Some ideas are instantaneous and others can take months to form into something more tangible. Once I’m feeling good about an idea, the first challenge is the photograph that best captures it. I’ve navigated my way around my camera and put a lot of time into taking the right kind of image, and when I struggle I’ll often reach out to some local photographers who I know will share my vision. From there, an A1 image takes between 75-125 hours depending on the complexity.
What is the biggest challenge inherent in your art style?
Honestly, the shading. It’s taken a long time to really get a handle on how to use my pen to achieve such a variety of textures. I’d be lying if I said I didn’t struggle with patience and a systematic work-style.

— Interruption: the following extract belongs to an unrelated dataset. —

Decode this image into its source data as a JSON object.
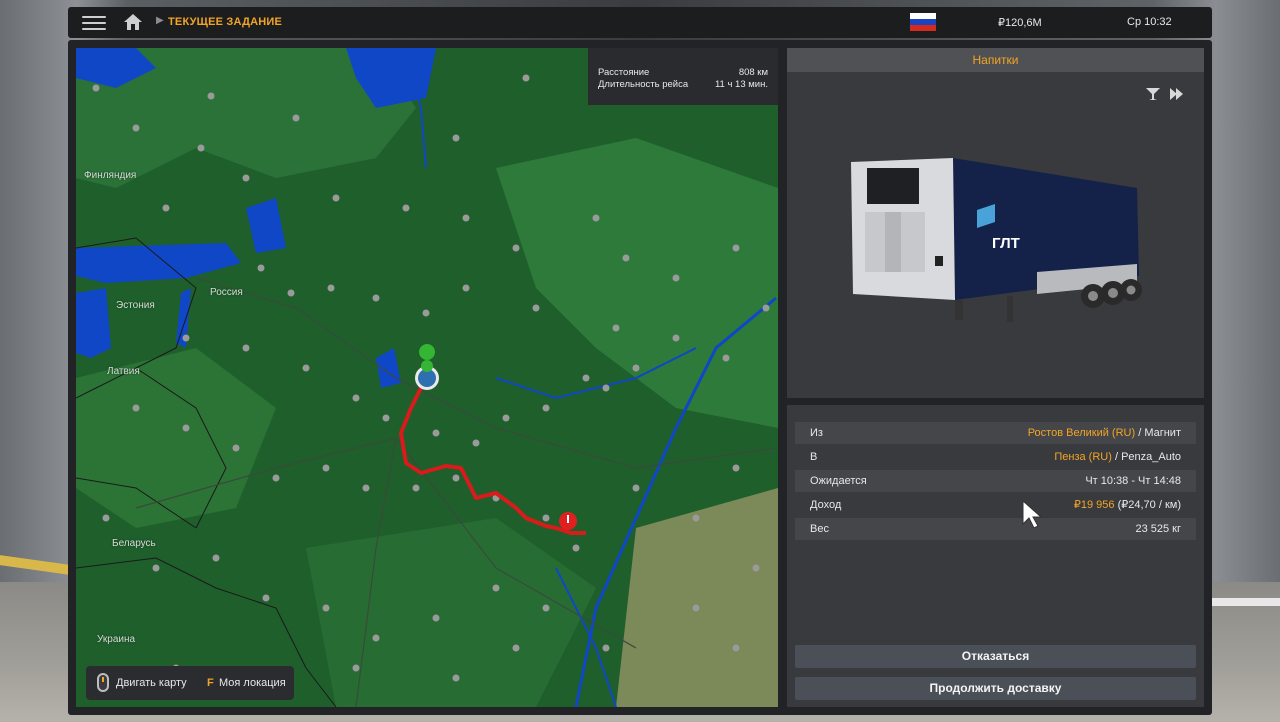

We are excited to see your exhibition of work – Changing Lanes – at The Design Conference! What can you tell us about the exhibition?
Well, I can tell you I’m excited! I was so thrilled to be able to team up with Matthew Haynes of The Design Conference. We have been working together for the last six months curating the exhibition that sort of piggybacks his event. We wanted to do something different and interesting with the hope that the viewers will share the sentiment!
You’ve chosen to team up with Ellaspede and their range of motorcycles as a prime focus for the exhibition – what was it about their bikes that really caught your eye?
It was a priority for me to team up with a local Brisbane company. These guys are just really cool. If you find yourself in their workshop, you’ll see what I mean. They’re hospitable and relaxed and their whole vibe is incredibly alluring. Coincidentally, I studied under Leo Yip (founder) and the bikes are his pride and joy. Seeing them through the boy’s eyes was really inspiring.
Can you share any advice for those trying to develop their creative pursuits into a professional career?
Find something you love and do it. In life there are always naysayers and there seem to be a lot around the creative industries. But, at the end of the day, if you believe in what you’re doing then you need to harvest that momentum and persevere. You’ll have to make sacrifices – not just of the financial kind – but when you start to see the results in your work, it’s all worth it. There’s always light at the end of the tunnel.
What are you currently finding inspiring about the world around you?
People! I’ve experimented with such a range of subject matter from manmade objects to glorious beasts and everything in between but without giving away too much, my next project is more human-based and not something I’ve done before and I’m really excited about it.
Changing Lanes is a free exhibition and it opens on Thursday May 25 at the Brisbane Powerhouse’s River Studio as part of The Design Conference.